The Advantage products are only for fleas, you want the Advantix products for ticks and fleas, if you are going to use the topical. I've been experimenting with some essential oil sprays that I make from the Mad About Organics products, but I don't know if they are good enough to recommend yet.
You really aren't supposed to twist ticks to remove them, they regurgitate more potentially diseased material into the wound. With tweezers, or other tick removal equipment, just pull straight out.
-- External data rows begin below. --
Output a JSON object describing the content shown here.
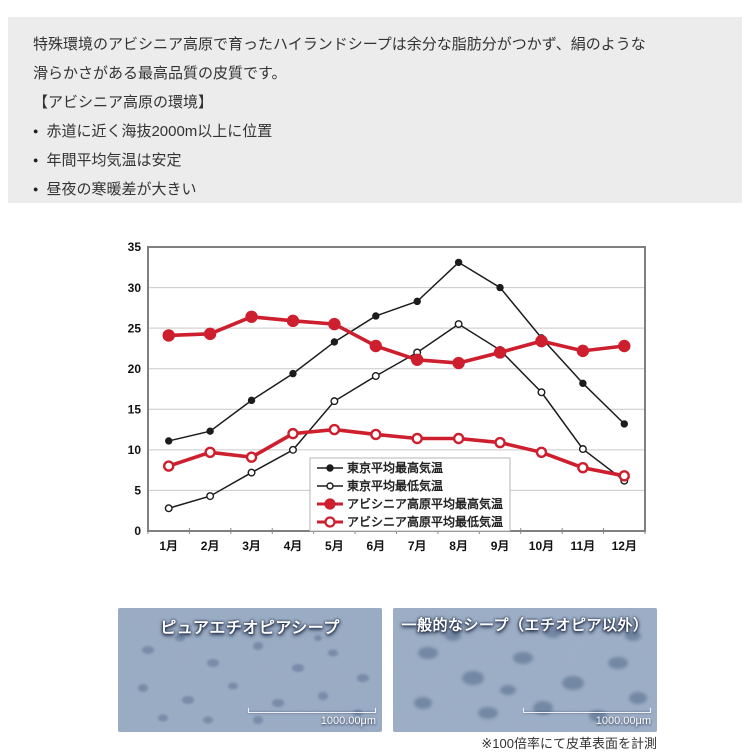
{
  "intro": {
    "line1": "特殊環境のアビシニア高原で育ったハイランドシープは余分な脂肪分がつかず、絹のような",
    "line2": "滑らかさがある最高品質の皮質です。",
    "heading": "【アビシニア高原の環境】",
    "bullets": [
      "赤道に近く海抜2000m以上に位置",
      "年間平均気温は安定",
      "昼夜の寒暖差が大きい"
    ]
  },
  "chart_data": {
    "type": "line",
    "title": "",
    "xlabel": "",
    "ylabel": "",
    "categories": [
      "1月",
      "2月",
      "3月",
      "4月",
      "5月",
      "6月",
      "7月",
      "8月",
      "9月",
      "10月",
      "11月",
      "12月"
    ],
    "ylim": [
      0,
      35
    ],
    "ytick": 5,
    "grid": true,
    "legend_position": "inside-bottom-center",
    "series": [
      {
        "name": "東京平均最高気温",
        "color": "#1c1c1c",
        "marker": "filled",
        "thick": false,
        "values": [
          11.1,
          12.3,
          16.1,
          19.4,
          23.3,
          26.5,
          28.3,
          33.1,
          30.0,
          23.8,
          18.2,
          13.2
        ]
      },
      {
        "name": "東京平均最低気温",
        "color": "#1c1c1c",
        "marker": "open",
        "thick": false,
        "values": [
          2.8,
          4.3,
          7.2,
          10.0,
          16.0,
          19.1,
          22.0,
          25.5,
          22.3,
          17.1,
          10.1,
          6.2
        ]
      },
      {
        "name": "アビシニア高原平均最高気温",
        "color": "#cd1f2e",
        "marker": "filled",
        "thick": true,
        "values": [
          24.1,
          24.3,
          26.4,
          25.9,
          25.5,
          22.8,
          21.1,
          20.7,
          22.0,
          23.4,
          22.2,
          22.8
        ]
      },
      {
        "name": "アビシニア高原平均最低気温",
        "color": "#cd1f2e",
        "marker": "open",
        "thick": true,
        "values": [
          8.0,
          9.7,
          9.1,
          12.0,
          12.5,
          11.9,
          11.4,
          11.4,
          10.9,
          9.7,
          7.8,
          6.8
        ]
      }
    ]
  },
  "photos": [
    {
      "label": "ピュアエチオピアシープ",
      "scale": "1000.00μm"
    },
    {
      "label": "一般的なシープ（エチオピア以外）",
      "scale": "1000.00μm"
    }
  ],
  "caption": "※100倍率にて皮革表面を計測",
  "colors": {
    "accent_red": "#cd1f2e",
    "panel_bg": "#ececec",
    "text": "#333333"
  }
}
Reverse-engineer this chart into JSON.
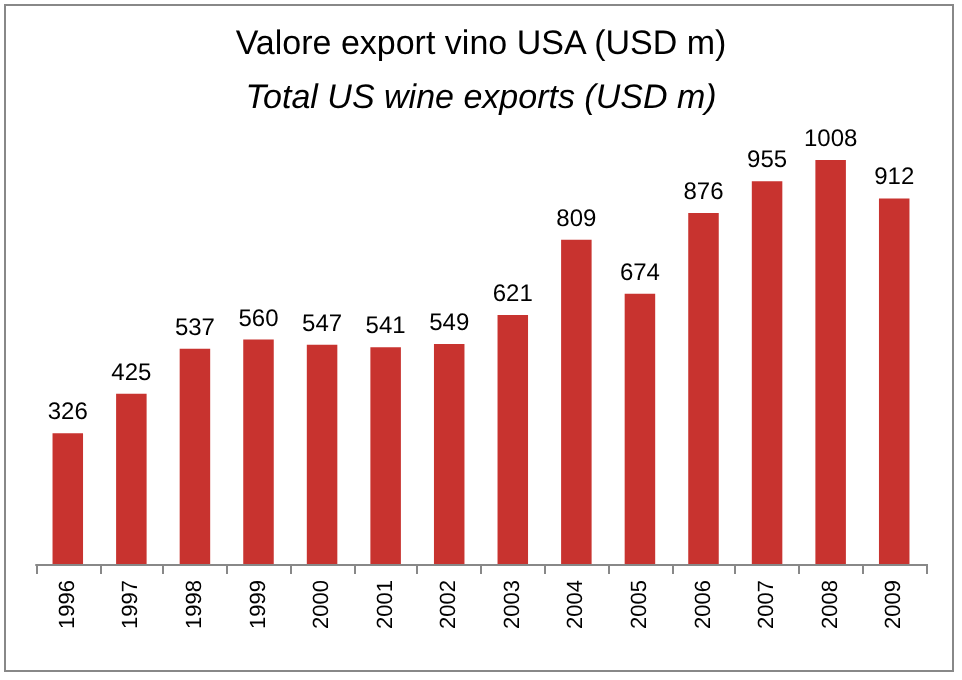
{
  "chart_data": {
    "type": "bar",
    "title": "Valore export vino USA (USD m)",
    "subtitle": "Total US wine exports (USD m)",
    "categories": [
      "1996",
      "1997",
      "1998",
      "1999",
      "2000",
      "2001",
      "2002",
      "2003",
      "2004",
      "2005",
      "2006",
      "2007",
      "2008",
      "2009"
    ],
    "values": [
      326,
      425,
      537,
      560,
      547,
      541,
      549,
      621,
      809,
      674,
      876,
      955,
      1008,
      912
    ],
    "color": "#c8332f",
    "data_labels": true
  }
}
We have mostly dog ticks around here, they are much easier to see, but they carry a number of bad diseases too :(
July 23rd, 2011, 05:35 AM
Maxalisa, you really don't "twist" persay....and its a tool the vet uses and shows you how to do it
July 24th, 2011, 01:55 AM
I saw the video on the website, they twisted it continuously until the tick came out. I could see how you could use the tool though to pull directly out.
July 24th, 2011, 11:28 AM
A month ago we went to Long Point provincial park that also has ticks that are lyme carriers potentially. A few days after we found a tick on our guy, we went to the vet and they removed it, checked him thoroughly for any hidden ticks and then sent the tick off for a dna test that shows whether or not its a lyme disease carrier - our insurance did cover the dna test which was a pleasent surprise.
you have to be careful when you remove a tick because if the body rips off and the head stays it may increase chance of infection...
July 24th, 2011, 11:41 AM
They also sell 'tick spoons' that are very useful in tick removal. It's a plastic spoon with a little "V" cut into the lip. You slide the "V" on either side of the tick's 'neck' so that the tick is inside the spoon, then just lift if straight up. They work really well :thumbs up I don't think we've missed a head since we've been using them. And they're cheap!
July 24th, 2011, 11:18 PM
If you find an attached tick and don't have any fancy gadgets to remove it, I have used tooth floss to successfully remove them. Get a 12" length, make a granny knot in the middle but don't pull it tight. Slide the loop of the knot down over the tick's butt, over the tick's head and down all the way to the dog's skin. Gently tighten the knot and bit, put both ends of the floss into one hand, and slowly pull straight out from the dog's body. You actually have to pull quite hard! Works well. =]
July 25th, 2011, 11:30 PM
This is a very good link:
You can send a tick in yourself for testing, you don't have to bring it in to your vet. (see above link) I have done that once a couple months ago but haven't heard any thing back.
I have one of these in my first aid kit:
although mine is a different brand, it's the exact same design. I got it at Mountain Equipment Coop. I have used it once already and it was super easy to use and worked very well.
For anyone who hasn't had to do this, it is quite surprising just how hard you have to pull to get the bugger out.
July 26th, 2011, 09:05 AM
Tick spoon: $2.25 at the local vet...
Slip the V-notch around the point of attachment along the animal's skin and pull up :thumbs up
July 26th, 2011, 09:30 AM
Thanx to everyone for all the helpful info. I will be making a pitstop at the vet's today to see what kind of tools they have to offer. It is always great to get the skinny from people who know (and aren't just trying to sell you a product!!) All the advice is much appreciated:thumbs up:thumbs up:D:dog:
July 26th, 2011, 10:38 AM
That's one of the (many) things this board is wonderful. I hadn't even thought about ticks, but thanks to this thread I'll be more careful about watching for them from now on.